Charles left active service in the Navy in 1976—the same year the Prince’s Trust came into formal existence. He had commanded a ship, but back in the Palace he was expected not only to bow to the Queen—whom he has always revered—but accept directions from courtiers who treated him with condescension. He came close to giving up, but instead learned to push back. He sometimes did so with the combustive anger of a person unused to asserting himself, and sometimes still does, or more often slides into bleak moods that those close to him learn to negotiate. “He always reminds me of a day in April,” says an insider. “It can be bright sunshine and then the clouds suddenly appear from nowhere and then they clear and it’s bright sunshine. He’s got a million things on his mind all of the time, but when the sun comes out he can have you crying laughing with him within seconds.”

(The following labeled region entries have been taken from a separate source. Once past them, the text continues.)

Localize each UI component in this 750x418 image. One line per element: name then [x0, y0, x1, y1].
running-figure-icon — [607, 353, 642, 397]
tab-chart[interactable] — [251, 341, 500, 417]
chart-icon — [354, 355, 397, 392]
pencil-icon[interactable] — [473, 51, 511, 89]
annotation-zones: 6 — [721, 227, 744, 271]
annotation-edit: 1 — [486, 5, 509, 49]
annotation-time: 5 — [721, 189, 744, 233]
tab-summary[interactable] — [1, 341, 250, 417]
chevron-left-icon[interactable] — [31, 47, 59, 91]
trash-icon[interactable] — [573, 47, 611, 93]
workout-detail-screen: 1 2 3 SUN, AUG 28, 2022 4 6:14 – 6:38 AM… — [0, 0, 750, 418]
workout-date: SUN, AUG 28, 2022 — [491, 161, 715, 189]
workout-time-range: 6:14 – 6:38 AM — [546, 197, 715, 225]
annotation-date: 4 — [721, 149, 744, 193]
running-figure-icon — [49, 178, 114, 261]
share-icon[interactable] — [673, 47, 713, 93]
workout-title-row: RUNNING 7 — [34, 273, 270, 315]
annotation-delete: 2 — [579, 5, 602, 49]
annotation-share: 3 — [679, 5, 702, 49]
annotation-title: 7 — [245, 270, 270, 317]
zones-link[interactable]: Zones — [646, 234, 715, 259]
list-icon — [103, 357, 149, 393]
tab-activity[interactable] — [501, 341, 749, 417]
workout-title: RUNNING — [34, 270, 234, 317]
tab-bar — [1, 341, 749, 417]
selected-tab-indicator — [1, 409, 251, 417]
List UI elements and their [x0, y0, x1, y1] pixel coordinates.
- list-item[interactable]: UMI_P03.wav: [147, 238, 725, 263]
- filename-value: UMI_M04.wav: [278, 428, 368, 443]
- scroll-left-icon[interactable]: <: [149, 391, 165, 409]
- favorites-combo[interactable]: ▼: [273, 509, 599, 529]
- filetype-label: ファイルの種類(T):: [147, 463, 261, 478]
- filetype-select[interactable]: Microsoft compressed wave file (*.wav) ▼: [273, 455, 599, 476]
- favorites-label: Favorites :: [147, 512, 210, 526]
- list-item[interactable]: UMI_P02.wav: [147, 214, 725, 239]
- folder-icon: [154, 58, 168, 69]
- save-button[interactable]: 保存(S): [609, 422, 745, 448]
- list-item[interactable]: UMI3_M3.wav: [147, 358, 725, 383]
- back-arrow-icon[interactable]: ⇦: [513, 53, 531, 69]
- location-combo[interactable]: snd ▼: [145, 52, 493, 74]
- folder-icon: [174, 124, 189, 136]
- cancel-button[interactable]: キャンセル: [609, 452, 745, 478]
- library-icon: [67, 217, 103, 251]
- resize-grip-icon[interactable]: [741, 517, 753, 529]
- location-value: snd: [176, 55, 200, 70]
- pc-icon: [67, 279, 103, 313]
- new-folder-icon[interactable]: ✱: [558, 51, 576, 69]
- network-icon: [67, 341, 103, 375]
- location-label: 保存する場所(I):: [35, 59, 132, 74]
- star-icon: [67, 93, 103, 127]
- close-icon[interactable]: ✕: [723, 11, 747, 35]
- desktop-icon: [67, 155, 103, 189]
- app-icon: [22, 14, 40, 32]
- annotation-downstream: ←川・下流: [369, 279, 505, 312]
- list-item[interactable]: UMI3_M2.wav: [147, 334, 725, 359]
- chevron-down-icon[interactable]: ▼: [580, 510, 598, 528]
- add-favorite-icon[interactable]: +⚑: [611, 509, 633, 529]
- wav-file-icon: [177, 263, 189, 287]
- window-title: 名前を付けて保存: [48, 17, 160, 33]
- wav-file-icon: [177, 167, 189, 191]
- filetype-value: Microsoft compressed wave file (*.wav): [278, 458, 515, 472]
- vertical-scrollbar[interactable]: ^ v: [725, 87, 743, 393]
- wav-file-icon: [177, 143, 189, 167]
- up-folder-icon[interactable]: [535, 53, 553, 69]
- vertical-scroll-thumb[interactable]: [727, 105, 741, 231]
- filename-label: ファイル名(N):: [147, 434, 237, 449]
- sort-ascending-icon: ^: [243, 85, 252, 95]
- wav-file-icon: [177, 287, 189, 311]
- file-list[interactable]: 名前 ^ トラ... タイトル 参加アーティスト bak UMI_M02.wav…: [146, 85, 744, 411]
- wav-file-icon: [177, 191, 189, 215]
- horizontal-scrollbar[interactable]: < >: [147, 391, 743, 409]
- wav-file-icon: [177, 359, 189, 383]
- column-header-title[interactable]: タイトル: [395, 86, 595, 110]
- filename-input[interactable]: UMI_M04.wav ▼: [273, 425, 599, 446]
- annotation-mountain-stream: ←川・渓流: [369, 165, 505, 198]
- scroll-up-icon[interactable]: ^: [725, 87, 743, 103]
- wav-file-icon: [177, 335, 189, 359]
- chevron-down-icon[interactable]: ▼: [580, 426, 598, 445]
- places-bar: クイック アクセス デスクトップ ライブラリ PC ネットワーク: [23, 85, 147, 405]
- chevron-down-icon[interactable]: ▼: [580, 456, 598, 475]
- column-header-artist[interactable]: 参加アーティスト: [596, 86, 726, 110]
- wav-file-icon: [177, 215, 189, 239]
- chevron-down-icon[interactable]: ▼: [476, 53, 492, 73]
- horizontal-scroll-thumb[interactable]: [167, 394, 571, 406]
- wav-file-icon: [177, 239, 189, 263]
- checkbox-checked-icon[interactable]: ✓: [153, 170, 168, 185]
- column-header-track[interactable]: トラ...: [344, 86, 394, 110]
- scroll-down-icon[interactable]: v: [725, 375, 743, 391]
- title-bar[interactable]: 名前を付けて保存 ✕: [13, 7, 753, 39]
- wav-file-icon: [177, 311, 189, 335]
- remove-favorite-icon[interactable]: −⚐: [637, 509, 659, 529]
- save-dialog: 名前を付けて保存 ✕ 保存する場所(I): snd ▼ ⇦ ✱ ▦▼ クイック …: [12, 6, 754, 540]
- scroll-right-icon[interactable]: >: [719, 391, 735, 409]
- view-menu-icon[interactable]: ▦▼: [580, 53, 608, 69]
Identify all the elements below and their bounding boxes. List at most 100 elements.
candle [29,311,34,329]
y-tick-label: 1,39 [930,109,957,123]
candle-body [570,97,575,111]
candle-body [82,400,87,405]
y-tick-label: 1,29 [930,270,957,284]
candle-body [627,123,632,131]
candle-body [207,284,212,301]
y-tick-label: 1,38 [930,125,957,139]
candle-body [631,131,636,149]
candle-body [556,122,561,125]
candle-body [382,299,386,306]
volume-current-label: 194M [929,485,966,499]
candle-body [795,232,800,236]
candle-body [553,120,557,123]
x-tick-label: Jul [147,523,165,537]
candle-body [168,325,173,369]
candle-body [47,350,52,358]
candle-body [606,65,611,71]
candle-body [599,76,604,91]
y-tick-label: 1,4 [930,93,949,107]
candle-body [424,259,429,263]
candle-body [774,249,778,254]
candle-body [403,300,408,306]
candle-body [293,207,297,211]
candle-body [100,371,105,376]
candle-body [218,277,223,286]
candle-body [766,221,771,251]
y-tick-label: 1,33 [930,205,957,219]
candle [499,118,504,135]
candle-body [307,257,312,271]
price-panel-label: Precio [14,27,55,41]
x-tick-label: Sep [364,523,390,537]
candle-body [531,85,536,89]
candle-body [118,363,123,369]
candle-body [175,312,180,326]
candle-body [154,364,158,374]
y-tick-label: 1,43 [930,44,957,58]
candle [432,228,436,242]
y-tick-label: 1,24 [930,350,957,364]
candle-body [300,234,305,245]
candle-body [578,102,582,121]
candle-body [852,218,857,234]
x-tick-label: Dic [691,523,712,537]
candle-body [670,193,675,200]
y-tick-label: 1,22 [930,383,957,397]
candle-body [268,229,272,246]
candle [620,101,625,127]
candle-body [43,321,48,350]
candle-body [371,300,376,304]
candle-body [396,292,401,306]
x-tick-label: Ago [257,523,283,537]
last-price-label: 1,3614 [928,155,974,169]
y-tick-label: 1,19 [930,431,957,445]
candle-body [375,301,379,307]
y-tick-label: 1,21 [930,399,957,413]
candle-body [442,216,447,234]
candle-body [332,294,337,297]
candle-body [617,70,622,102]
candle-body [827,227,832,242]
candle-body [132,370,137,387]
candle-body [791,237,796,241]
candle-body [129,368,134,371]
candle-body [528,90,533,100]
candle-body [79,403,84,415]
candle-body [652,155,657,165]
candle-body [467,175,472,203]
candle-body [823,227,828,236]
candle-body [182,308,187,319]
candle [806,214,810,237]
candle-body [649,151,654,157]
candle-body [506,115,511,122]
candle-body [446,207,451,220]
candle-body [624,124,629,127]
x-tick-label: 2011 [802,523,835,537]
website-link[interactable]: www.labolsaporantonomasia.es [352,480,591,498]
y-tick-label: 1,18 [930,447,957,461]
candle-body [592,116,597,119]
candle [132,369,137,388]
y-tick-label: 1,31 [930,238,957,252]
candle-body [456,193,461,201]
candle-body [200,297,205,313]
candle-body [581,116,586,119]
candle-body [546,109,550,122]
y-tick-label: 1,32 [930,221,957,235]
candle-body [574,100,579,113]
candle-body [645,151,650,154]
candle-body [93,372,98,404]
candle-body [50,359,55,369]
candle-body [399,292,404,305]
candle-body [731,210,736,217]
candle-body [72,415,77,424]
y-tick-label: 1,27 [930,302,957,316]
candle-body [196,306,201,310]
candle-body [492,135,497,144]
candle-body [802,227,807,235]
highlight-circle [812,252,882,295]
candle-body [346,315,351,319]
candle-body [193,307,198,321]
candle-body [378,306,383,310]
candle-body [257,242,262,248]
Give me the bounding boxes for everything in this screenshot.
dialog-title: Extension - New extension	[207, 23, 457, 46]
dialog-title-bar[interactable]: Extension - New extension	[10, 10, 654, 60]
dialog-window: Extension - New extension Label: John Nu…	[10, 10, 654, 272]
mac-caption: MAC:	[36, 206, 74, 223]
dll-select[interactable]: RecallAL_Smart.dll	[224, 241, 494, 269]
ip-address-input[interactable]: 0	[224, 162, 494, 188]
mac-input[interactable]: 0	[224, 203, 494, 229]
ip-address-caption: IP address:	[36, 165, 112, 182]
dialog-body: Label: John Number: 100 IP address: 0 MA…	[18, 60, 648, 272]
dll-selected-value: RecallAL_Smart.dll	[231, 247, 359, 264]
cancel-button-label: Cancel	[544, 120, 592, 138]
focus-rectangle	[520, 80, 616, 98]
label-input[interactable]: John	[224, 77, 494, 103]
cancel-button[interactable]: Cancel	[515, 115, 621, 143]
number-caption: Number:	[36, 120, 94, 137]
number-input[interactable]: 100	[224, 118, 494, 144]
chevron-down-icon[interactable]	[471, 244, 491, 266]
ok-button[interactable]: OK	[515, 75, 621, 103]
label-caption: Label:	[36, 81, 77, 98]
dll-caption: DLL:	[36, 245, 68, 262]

When officials cited security risks and canceled Charles’s excursions to see at first hand inner-city hardships, he insisted that alternative visits be organized. When Buckingham Palace tried to put the brakes on his activities, the Prince forged on regardless. “I just felt what we need at that young age is somebody to take an interest and to show concern but also to give you that self-confidence and self-esteem which I do believe is absolutely critical if you’re going to be able to achieve anything later,” he says.
1

Skepticism about the Trust wasn’t entirely unfounded. Its first programs—including a Gordonstounian notion of training young offenders as lifeguards—were small-scale and experimental. The charity had scant resources and the Prince had not yet learned, in the words of Sir William Castell, Chairman of the Wellcome Trust since 2006 and from 1998 to 2003 of the Prince’s Trust, to “pick pockets.”
2
The organization’s start-up funds were far from princely: its founder’s Navy severance pay of $11,925, his fee of $6,500 for an interview about George III given to a US television company (the first time but not the last the Prince would argue that Mad King George was cruelly underrated), and a $3,225 donation from Harry Secombe, one of a trio of performers who starred in Charles’s favorite radio comedy series, the
Goon Show
.

These days the Trust needs to raise about $1.6 million per week just to break even. About a third of its income comes from private donations, mostly at the corporate level and wealthy individual donors, many of them personally persuaded to their generosity by the Prince. As the Prince takes on additional head of state duties, the pressure on his time is increasing, and the Trust is adjusting accordingly. “It’s about using his time much more effectively and more cleverly,” says Martina Milburn, Chief Executive of the Trust since 2004.